Healthy Policy Ethics
Health Policy Ethics is a new and emerging field. It focuses on the importance of policy in setting the overarching principles that shape the experience of health care at the bedside and in the community. In Canada, health policy ethics is concerned specifically with the ethical foundations of Canadian medicine; justice and equity implications of health reform strategies; issues across the full continuum of health and health care; and the reform and revitalization of public health.
The Department of Bioethics embraces the notion that policy making and research into policy development are moral enterprises. As insightfully described by Ruth Malone: "policy... has an irreducibly moral dimension insofar as it involves a decision about how to act toward affected others who are not involved".

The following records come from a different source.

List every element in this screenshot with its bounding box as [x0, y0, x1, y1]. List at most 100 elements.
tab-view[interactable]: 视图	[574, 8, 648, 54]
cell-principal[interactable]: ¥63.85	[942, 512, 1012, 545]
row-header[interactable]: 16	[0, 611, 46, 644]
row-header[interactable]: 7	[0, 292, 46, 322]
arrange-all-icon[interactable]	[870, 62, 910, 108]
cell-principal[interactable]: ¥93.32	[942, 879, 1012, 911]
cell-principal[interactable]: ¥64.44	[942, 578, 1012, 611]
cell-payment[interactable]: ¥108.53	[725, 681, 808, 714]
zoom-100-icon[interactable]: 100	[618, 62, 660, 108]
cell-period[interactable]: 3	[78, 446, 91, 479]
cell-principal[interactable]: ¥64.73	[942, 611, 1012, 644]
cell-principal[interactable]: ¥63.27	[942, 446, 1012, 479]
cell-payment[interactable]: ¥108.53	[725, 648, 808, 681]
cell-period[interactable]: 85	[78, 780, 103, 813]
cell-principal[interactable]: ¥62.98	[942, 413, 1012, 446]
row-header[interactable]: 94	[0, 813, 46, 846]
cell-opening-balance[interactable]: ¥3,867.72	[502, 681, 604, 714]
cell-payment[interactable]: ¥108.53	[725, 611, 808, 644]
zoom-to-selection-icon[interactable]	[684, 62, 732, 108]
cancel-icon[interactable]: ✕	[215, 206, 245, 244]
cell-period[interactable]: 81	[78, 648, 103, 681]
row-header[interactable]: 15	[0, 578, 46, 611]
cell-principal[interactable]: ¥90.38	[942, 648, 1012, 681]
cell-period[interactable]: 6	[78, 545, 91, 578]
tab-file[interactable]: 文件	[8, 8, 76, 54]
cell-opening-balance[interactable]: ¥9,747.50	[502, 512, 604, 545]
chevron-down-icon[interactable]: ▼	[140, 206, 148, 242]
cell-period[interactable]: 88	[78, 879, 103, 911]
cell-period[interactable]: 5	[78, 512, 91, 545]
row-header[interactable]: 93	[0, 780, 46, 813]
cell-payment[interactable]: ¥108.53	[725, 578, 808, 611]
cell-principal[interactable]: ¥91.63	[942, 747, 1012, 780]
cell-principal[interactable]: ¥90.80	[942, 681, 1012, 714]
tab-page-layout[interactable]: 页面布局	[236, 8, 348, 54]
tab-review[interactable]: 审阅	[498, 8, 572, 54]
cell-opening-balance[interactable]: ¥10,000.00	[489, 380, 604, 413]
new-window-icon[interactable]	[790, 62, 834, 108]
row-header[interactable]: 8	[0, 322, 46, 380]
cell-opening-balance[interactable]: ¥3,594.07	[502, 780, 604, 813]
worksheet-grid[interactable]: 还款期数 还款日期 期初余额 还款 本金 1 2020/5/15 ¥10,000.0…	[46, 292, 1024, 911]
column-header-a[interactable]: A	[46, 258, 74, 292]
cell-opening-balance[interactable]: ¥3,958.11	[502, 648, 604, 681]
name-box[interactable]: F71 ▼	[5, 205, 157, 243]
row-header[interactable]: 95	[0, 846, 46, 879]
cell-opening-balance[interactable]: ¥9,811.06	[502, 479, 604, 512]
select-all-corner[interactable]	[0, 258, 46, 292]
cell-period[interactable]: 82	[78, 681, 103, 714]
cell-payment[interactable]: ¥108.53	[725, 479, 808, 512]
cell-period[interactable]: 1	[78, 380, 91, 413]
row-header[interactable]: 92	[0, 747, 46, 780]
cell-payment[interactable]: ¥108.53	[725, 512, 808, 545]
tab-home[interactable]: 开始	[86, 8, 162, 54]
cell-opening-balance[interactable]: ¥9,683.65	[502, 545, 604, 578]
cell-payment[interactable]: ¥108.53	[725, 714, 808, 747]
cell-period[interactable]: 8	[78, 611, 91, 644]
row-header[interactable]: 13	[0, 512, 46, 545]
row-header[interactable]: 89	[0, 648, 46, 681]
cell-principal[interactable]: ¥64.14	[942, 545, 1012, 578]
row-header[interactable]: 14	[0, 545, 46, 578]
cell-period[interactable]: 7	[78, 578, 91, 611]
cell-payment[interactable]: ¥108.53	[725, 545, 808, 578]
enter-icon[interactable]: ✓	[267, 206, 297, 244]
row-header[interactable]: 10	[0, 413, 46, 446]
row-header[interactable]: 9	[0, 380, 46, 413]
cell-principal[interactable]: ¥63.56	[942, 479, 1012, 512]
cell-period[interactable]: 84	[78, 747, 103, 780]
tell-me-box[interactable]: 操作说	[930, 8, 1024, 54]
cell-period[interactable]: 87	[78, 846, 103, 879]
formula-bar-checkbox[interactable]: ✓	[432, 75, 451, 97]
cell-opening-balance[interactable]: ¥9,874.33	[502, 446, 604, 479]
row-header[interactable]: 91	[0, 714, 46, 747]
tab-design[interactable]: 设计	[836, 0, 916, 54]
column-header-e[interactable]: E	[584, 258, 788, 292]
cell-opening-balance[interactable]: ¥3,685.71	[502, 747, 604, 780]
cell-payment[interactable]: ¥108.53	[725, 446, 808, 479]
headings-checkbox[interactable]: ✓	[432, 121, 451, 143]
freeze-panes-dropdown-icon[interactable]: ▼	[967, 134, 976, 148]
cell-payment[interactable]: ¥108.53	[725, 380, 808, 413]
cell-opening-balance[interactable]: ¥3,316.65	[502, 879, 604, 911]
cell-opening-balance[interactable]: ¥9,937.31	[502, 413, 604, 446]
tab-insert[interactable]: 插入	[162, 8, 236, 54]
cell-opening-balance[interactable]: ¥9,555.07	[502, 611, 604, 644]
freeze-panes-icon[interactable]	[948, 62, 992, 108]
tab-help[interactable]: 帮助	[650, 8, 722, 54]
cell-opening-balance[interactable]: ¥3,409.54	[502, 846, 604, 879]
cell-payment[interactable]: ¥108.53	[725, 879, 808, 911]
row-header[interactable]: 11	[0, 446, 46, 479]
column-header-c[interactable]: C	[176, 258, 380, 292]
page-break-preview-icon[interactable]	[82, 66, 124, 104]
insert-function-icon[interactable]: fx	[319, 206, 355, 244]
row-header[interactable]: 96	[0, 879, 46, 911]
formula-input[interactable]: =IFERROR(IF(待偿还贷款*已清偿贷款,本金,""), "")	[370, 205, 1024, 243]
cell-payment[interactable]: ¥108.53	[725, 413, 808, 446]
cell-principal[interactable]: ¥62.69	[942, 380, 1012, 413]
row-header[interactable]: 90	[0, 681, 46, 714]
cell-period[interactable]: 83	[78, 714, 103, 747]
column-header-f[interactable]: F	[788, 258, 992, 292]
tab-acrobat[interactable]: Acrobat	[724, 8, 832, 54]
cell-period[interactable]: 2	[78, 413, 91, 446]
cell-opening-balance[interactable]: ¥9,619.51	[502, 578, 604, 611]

Dr. Nuala Kenny's present funded research includes: clarifying the nature of values and ethical frameworks in health policy documents;, assessing the strategies for meaningful citizen engagement in health care;, analyzing health care priority-setting in a sample of international countries; and evaluating Canadian home care policies for the inclusion of issues relevant to pediatric populations and inter-generational justice. Dr. Kenny is working in the area of public health ethics with particular attention to pandemic planning, issues of social justice and new work at the interface of physician ethics, and just sustainable health care.
Dr. Jeff Kirby's current health policy research is in the creation and evaluation of innovative, socially-just approaches to meso-level policy development in large health care organizations. It includes the development, and research-based evaluation, of values- and evidence-informed decision making frameworks for national health care delivery organizations and provincial Departments of Health.